- Jacopo Gianninoto in H.ER.O.M.E.TIC

Background information
- Born: Jacopo Gianninoto 23 May 1973 (age 53) Padua, Italy
- Genres: Art music, Baroque, Renaissance
- Occupations: Musician, composer
- Instruments: Lute, guitar
- Years active: 1997–present
- Website: http://jacopo.gianninoto.it

= Jacopo Gianninoto =

Jacopo Gianninoto is an Italian lutenist, guitarist and composer living in Bangkok, Thailand.

He has published a series of books of transcriptions of ancient music for Lute, Baroque guitar and Theorbo, adapted for classical guitar, contributing to the rediscovery of ancient Italian repertoire. His publishing work include a revision for guitar of the Antonio Vivaldi's "Concerto per due Violini Leuto e Basso RV93", a transcription for guitar of the J.S. Bach's sonatas originally written for solo violin, works on Vincenzo Galilei (father of the scientist Galileo Galilei), Johannes Hieronymus Kapsberger, Francesco Corbetta, Johannes Matelart, Alessandro Piccinini, Francesco Spinacino, Vincenzo Capirola and S.L. Weiss.
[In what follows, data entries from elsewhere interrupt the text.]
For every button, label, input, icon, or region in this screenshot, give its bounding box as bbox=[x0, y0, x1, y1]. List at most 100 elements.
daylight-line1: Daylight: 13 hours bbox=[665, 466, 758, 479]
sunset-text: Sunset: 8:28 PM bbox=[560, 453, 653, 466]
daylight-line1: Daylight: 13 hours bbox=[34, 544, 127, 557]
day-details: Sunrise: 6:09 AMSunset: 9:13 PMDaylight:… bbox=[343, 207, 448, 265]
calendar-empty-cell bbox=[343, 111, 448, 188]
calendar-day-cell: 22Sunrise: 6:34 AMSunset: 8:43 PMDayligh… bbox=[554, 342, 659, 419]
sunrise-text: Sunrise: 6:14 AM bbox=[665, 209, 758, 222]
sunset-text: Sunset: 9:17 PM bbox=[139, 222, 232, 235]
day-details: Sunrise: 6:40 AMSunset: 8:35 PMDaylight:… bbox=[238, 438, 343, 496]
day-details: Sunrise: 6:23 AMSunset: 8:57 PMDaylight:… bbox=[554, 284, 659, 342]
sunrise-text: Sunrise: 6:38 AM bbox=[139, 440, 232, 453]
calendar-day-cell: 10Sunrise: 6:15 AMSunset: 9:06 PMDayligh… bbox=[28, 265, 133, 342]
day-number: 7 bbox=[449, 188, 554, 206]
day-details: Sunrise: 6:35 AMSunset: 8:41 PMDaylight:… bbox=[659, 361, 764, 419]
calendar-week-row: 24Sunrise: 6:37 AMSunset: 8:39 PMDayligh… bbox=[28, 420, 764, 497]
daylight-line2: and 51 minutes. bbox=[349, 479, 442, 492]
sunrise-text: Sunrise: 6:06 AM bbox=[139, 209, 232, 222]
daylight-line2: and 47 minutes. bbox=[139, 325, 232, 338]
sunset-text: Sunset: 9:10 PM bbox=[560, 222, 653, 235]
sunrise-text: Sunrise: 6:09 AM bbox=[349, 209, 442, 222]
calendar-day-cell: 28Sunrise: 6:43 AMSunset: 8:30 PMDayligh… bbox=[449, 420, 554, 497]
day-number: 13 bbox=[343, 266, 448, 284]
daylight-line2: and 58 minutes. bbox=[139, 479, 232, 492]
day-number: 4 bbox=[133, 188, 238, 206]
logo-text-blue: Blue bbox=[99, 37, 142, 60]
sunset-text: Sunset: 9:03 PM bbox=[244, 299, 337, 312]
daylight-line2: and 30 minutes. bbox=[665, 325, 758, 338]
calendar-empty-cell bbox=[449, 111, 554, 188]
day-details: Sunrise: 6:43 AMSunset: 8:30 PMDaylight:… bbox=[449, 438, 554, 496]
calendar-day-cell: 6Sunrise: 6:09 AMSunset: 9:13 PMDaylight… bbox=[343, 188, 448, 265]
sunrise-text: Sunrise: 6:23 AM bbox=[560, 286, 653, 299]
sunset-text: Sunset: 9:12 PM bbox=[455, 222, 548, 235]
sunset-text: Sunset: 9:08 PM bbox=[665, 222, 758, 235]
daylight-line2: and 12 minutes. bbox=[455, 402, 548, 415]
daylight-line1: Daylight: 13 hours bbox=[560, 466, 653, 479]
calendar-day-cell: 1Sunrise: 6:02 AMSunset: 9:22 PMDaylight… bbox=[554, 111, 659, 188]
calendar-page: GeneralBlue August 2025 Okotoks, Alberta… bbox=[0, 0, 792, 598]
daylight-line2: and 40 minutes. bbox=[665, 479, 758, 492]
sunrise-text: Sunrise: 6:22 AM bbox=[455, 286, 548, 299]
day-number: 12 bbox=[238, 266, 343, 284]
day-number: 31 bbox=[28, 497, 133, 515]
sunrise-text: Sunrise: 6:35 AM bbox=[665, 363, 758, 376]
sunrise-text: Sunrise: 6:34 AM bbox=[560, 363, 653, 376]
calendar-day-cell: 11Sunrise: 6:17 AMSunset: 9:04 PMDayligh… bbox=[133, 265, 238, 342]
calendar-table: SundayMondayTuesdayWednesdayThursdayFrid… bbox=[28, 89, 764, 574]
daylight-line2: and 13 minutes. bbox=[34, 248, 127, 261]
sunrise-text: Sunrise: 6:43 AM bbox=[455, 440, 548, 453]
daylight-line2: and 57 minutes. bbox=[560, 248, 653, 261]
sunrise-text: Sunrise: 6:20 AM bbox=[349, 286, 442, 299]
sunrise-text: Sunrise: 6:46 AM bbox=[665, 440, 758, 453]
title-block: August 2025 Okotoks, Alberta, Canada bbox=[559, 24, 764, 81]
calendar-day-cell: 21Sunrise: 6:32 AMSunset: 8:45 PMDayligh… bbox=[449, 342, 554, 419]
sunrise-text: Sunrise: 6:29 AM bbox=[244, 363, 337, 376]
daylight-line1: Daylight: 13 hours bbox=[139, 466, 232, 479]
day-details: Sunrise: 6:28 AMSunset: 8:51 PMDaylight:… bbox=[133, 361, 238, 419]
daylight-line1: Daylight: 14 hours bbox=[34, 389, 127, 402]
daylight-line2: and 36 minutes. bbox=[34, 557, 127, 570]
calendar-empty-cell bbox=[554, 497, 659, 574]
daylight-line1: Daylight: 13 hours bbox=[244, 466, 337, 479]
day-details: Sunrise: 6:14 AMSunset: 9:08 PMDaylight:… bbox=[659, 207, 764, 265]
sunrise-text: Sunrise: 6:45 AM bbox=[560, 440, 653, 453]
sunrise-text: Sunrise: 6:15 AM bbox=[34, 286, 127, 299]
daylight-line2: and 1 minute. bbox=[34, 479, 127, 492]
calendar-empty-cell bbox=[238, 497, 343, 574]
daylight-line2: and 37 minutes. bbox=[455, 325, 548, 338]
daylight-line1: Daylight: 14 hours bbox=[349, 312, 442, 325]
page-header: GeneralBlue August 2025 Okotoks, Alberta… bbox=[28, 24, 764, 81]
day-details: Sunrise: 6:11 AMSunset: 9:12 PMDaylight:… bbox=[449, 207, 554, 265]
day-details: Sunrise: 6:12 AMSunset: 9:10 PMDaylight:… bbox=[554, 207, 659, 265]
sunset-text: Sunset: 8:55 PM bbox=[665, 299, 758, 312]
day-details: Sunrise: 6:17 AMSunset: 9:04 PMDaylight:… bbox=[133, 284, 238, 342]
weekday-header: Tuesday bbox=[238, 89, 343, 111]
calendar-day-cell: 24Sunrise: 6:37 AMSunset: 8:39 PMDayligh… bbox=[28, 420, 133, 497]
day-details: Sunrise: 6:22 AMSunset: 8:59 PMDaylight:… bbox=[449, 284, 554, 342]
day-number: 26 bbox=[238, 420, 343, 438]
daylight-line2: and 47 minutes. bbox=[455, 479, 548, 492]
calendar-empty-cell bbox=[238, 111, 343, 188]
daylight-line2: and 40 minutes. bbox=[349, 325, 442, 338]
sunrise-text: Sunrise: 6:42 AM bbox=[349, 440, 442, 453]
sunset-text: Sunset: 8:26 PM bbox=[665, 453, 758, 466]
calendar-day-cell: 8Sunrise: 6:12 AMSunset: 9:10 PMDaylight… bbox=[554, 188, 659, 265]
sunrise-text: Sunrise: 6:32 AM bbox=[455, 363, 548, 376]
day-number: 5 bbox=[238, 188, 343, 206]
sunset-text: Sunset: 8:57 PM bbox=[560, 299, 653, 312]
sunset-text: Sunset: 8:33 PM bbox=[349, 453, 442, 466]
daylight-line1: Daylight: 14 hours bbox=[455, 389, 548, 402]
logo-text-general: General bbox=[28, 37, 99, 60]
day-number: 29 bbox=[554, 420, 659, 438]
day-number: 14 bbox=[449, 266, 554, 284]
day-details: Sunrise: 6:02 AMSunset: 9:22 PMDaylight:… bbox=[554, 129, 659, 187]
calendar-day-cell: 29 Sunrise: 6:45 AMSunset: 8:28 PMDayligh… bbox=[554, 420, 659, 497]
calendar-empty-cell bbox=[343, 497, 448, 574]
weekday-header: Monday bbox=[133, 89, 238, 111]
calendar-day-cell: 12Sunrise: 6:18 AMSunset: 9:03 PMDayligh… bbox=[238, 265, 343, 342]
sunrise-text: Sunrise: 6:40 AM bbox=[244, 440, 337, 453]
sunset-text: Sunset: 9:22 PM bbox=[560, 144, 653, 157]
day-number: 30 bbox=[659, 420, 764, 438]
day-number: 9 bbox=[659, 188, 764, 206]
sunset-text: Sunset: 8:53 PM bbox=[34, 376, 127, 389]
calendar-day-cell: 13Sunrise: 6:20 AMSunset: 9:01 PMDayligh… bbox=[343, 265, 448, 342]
Gianninoto performs mainly in Europe and South-East Asia, and has published several LP albums, both as a performer and as a composer and he is the creator and director of several artistic multidisciplinary projects such as "Baroque Me Baby", "Renaissance Redux", "The Praise of Folly", "The Giordano Bruno Project", "Lux In Tenebris", "Chiaroscuro", "Herometic", often mixing theatre, music, visual art, poetry including his collaboration with thai writer S.P. Somtow and several theatre and dance companies.